We participated in a Zoom call with Governor Tim Walz (DFL-MN) and the legislative leadership, Senate Majority Leader Jeremy Miller (R-28, Winona), Senate Minority Leader Melisa Lopez Franzen (DFL-49, Edina), House Minority Leader Ryan Winkler (DFL-46A, Golden Valley) and House Minority Leader Kurt Daudt (R-31A, Crown). Many question were asked about the shooting in Richfield and the underlying problems associated with gun violence.
To view the entire event on YouTube click here.
We asked the following:
C&B: Thank you, Dana. I appreciate this as a Hollywood Squares format, so I’m going to call on three of you. First Senator Miller, followed by majority leader Winkler since we don’t have speaker Hortman here and then Governor Walz.
Senator Miller, you’re proposing tax cuts in from a surplus of one-time money. And this is a tax expenditure style, which has resulted in structural deficits for multiple years, in fact, nearly a decade in 1999 afterwards. What do you have as a backfill to address any structural deficits? And there are two proposals, one being sportsbook or sports betting and the other recreational cannabis, which are both known could produce significant money and do in other states. Would you entertain either of these ways, or do you have another idea to backfill the deficit that you can potentially create?
Miller: Shawn, thanks for the question. Everyone’s talking about it. The state has a massive budget surplus $7.7 billion and growing all expectations are when the February forecast comes out. It’s going to be even larger than the $7.7 billion. When the state has this much money, Shawn it means one thing. The state is collecting too much money from the taxpayers.
Senate Republicans will propose permanent ongoing tax relief so Minnesotans have more money in their pocket every single paycheck week after week, month after month, year after year. And we feel that’s incredibly important, especially with record inflation. eating away at family budgets. We’d like to see Minnesotans have more money in their pocket every single paycheck. In addition to that, Shawn, Senate Republicans will propose the full elimination of the Social Security tax. We know senior citizens are living on a fixed income, also struggling with record inflation. We feel it’s important that they get tax relief. This year with the full exemption of the Social Security tax. And I will share with you that the tax proposal that we are working on will be structurally balanced.
Winkler: We are not proposing permanent ongoing tax cuts.
C&B: I know that but in regards to Senator Miller’s proposal.
Winkler: Well, we’ll have to see what Senator Miller proposes. He likes to say that all bonding bills have to start in the house, so to all tax bills, but somehow, I have a feeling that the Senate Republicans will come up with a tax bill sooner rather than later and it will be part of the negotiation strategy that we all are looking at this session. Obviously, there’s going to be given take on taxes and spending as part of this budget deal. And so, we’ll have to take a look at what Republicans want to do. And what we think we can afford.

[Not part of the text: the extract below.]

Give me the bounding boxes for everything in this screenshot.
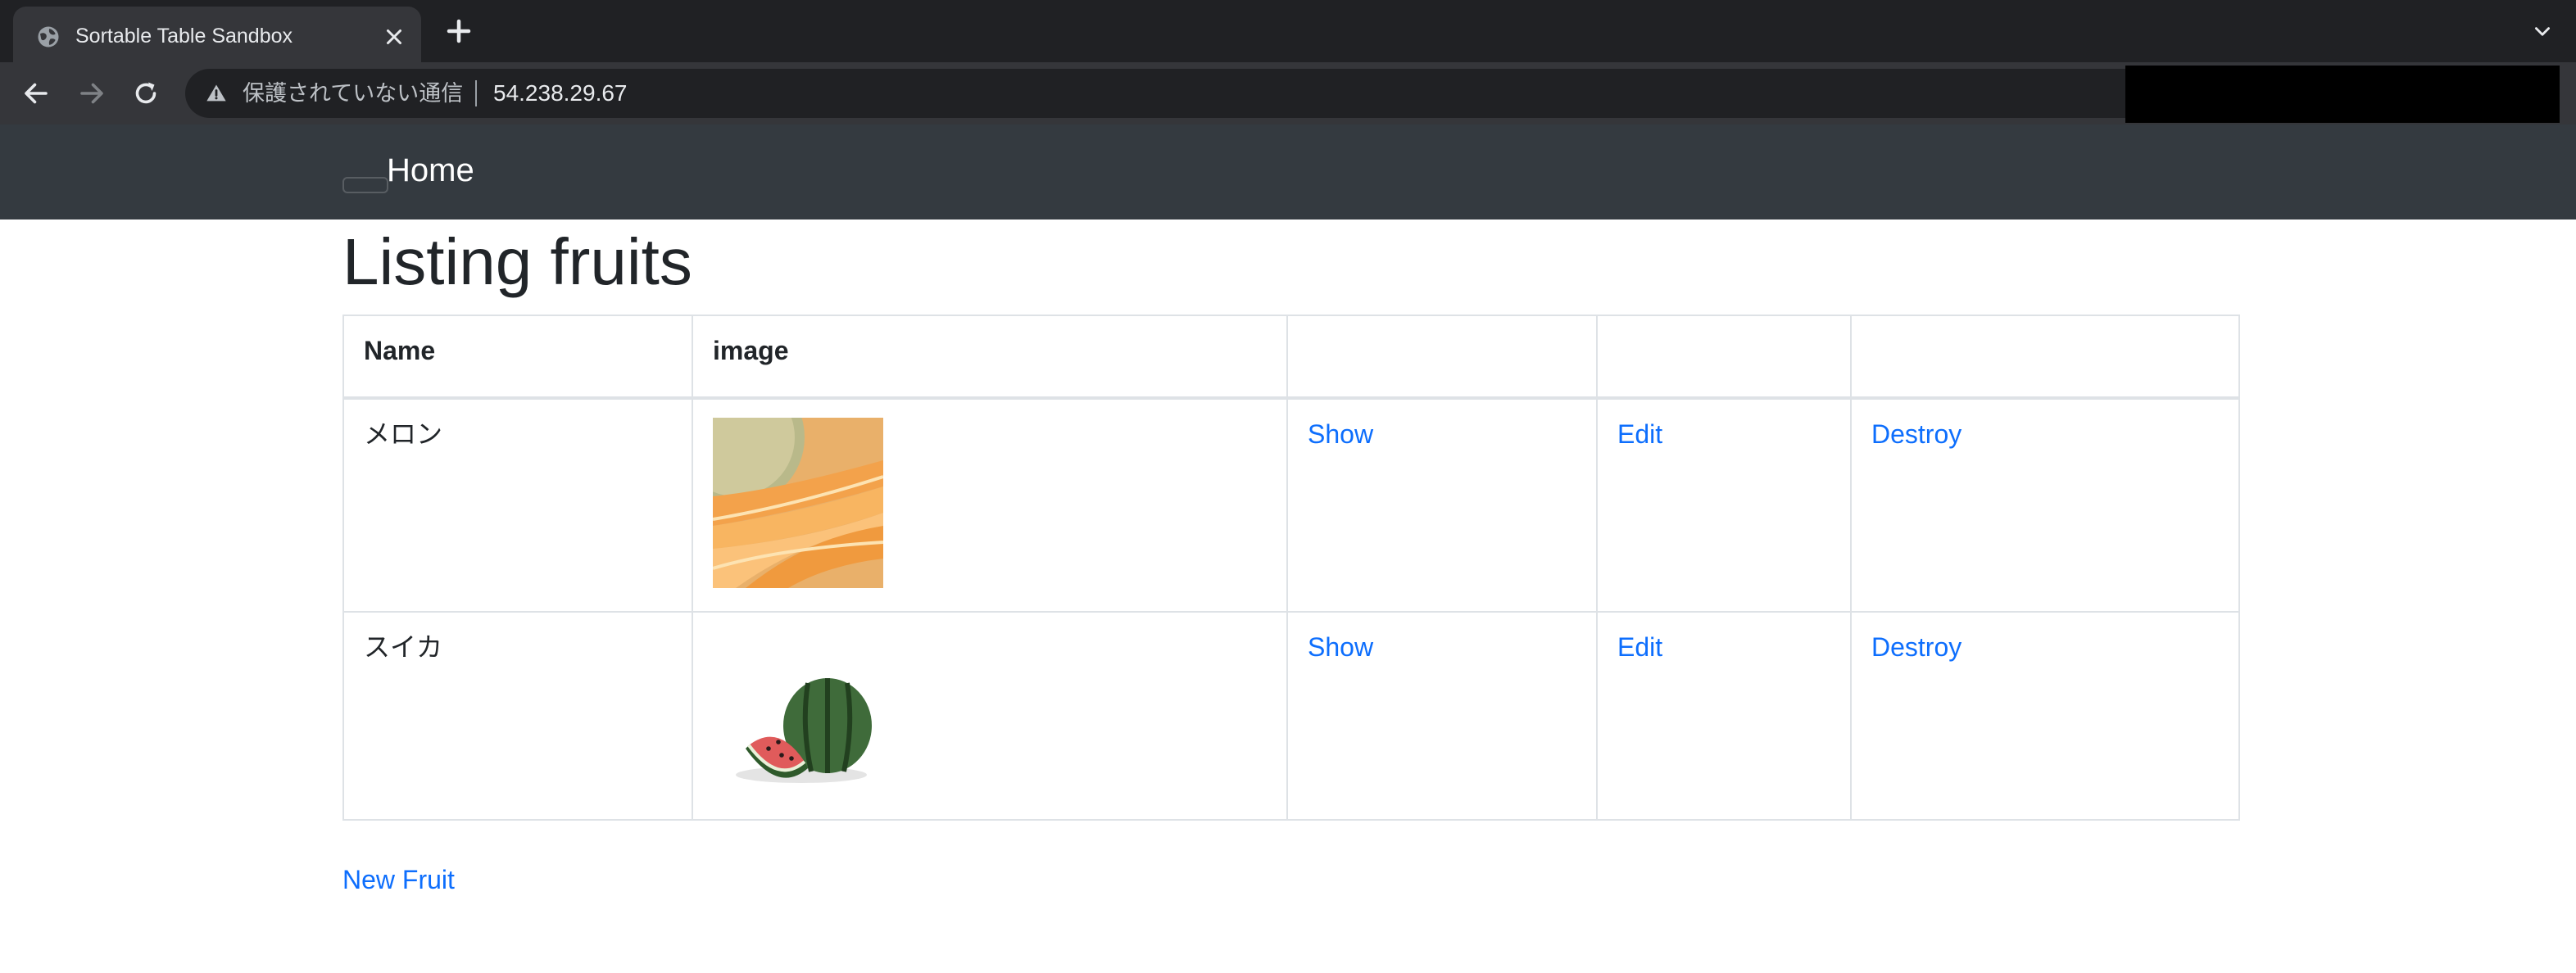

Miller: Let me just be very clear on that. The final binding bill and the final tax bill we know have to originate in the House and pass through but just in case they can’t get a binding bill done or their tax bill isn’t robust enough. The Senate will have alternate solutions and proposals that we will put forward and as leader Winkler said he’s right. We do hope to come out early with these proposals because we want to get done early this session.
Walz: Shawn my, my proposal is to get the money back in the hands of Minnesota as quick as they can send them back some money. I think there is openness to look at, especially for the middle class. I will note that the surplus for many reasons why it’s there, but predominantly on revenues is we have a combination of less government spending. Some of that is of course due to the pandemic and we have record corporate profits. I will note there has not been a single tax raised on the middle class. So, when folks are out there spending more, and they’re spending that money and it’s collected by the corporation that that is not an over taxation that is simply that the economy grew in that direction.
With that being said, I do think we should balance this I want to be very clear about the Social Security proposal because I proposed raising the exemption of what’s in there. 60% of Minnesotans receiving Social Security don’t pay a tax on this. Under the Republican proposal. 90% of the tax savings would go to the 10% of the people at the top, the vast majority of Minnesotans receiving Social Security would not receive that benefit. So, raising the bottom up which we did last time, make sense because it’s fair eliminating this will give the most massive tax break to the very wealthiest Minnesotans who aren’t depending to live on Social Security.
There’s a reason that advocates for the aging like AARP and others do not advocate for this proposal because the money we collect from the Social Security on the top earners is used to enhance the quality of life making Minnesota an age friendly state. So, that’s the difference there. But, I’m open for us talking about some of this but I am not opening will not put us in a structural deficit over a one-time funding. I think there’s smarter ways to do it.